Sportverletzungen:Schulterstand nur mit starker Nackenmuskulatur

Die erhöhte Verletzungsgefahr für ältere Leute bestätigt eine 2016 im Orthopaedic Journal of Sports Medicine publizierte Untersuchung. Ausgewertet wurden Daten von 30 000 Menschen, die zwischen 2001 und 2014 mit Yoga-Verletzungen in US-Notaufnahmen eingeliefert wurden. Die Zahl der Verletzungen stieg in den 13 Jahren von 9,5 Verletzungen pro 100 000 Aktive auf 17,1. Blessuren trugen vor allem Senioren davon, insgesamt 58 pro 100 000 der über 65-Jährigen.

Wahrscheinlich beeinflussen auch die Ausrichtung und das Niveau des Yogakurses die Verletzungshäufigkeit. "Eher sportliche Yoga-Stile gefährden stärker als solche, bei denen die Achtsamkeit während der Ausführung betont wird", sagt Schleip. "Und nehmen ältere Menschen ohne Erfahrung gleich im Fortgeschrittenenkurs teil, geht das nicht immer gut aus." Mitverantwortlich für Verletzungen dürfte zudem ein in der Szene verbreiteter übertriebener Ehrgeiz sein. 2009 befragten Wissenschaftler Yoga-Lehrer, Therapeuten und Mediziner aus 35 Ländern zu den Risiken. Die meisten der 1336 Experten hielten abnormen Ehrgeiz, eine schlechte Anleitung und fehlerhafte Techniken beim Yoga für besonders gefährlich.

Yogalehrer tragen Verantwortung, jeden Übenden zu begleiten und ihm die Haltungen präzise und passgenau zu vermitteln. "Nicht die Asanas sind schädlich, sondern ihre oft fehlende Justierung", sagt Ronald Steiner, Sportmediziner und Ashtanga-Yoga-Ausbilder. "Der Schulterstand sollte zum Beispiel nur von Menschen gemacht werden, die Flexibilität und eine starke Nackenmuskulatur mitbringen." In einem normalen Yoga-Präventionskurs habe die Übung nichts zu suchen.

Im "herabschauenden Hund" die Arme präzise ausrichten

Eine riskante Haltung ist auch der Lotussitz. "Ungeübte verbinden mit Yoga oft diese Symbolhaltung - und versuchen, sich mit aller Kraft in die Position hineinzuzerren, auch wenn ihre Hüftgelenke noch nicht flexibel genug sind." Die Folge sind häufig Knieverletzungen.

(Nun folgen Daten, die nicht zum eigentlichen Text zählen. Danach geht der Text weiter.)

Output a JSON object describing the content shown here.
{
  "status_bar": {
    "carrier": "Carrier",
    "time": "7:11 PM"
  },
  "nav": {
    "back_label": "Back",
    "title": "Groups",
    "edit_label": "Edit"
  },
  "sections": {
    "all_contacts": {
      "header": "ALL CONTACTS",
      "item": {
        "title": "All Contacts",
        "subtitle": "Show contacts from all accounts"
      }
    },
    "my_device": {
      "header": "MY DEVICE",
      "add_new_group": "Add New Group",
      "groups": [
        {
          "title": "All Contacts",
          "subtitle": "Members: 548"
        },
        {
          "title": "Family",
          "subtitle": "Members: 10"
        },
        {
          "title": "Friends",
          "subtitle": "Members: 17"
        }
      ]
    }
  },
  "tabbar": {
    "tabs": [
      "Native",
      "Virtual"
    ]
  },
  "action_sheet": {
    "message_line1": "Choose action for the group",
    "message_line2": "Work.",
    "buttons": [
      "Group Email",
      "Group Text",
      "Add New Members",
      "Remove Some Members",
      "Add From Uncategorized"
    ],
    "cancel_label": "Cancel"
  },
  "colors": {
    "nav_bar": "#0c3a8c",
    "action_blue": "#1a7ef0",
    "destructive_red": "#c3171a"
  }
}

Statt auf alte Texte setzt Steiner auf zeitgemäße Techniken. "In der Medizin operiert kein Chirurg mit jahrzehntealten OP-Methoden", sagt er. "Wir wissen heute besser, wie Bewegung funktioniert und wie wir sie therapeutisch nutzen." Beim Sonnengruß, wie er Anfang des 20. Jahrhunderts nach Europa kam, seien etwa Beschwerden in Handgelenken und Rücken vorprogrammiert, sagt der Arzt. In der klassischen Abfolge fließen die Haltungen im Rhythmus des Atems ineinander über.

Im "herabschauenden Hund" seien die Arme präzise auszurichten, sonst lastet zu viel Druck auf den Handgelenken. Beim Armheben müssten diese leicht nach außen rotiert werden, sonst überfordert das womöglich die Schultergelenke. "Wird der Übende systematisch an eine auf aktuellem Wissen basierende Bewegung herangeführt, ohne ihn zu überfordern, lernt er seine Grenzen kennen und minimiert das Verletzungsrisiko ganz automatisch."

Die beste Vorbeugung vor Verletzungen ist ein guter Lehrer. Leider ist der Titel "Yogalehrer" ist nicht geschützt, in Deutschland darf ihn jeder tragen. Ausbilder wie der Berufsverband der Yogalehrenden (BDY) kümmern sich laut eigenen Angaben um das Thema Risiken. "Grundlagen aus der Medizin und Psychologie nehmen in der vierjährigen Ausbildung allein 150 Unterrichtseinheiten ein", sagt Jessica Fink vom BDY. "Verglichen mit 200 Einheiten Hatha-Yoga, ist das nicht unerheblich."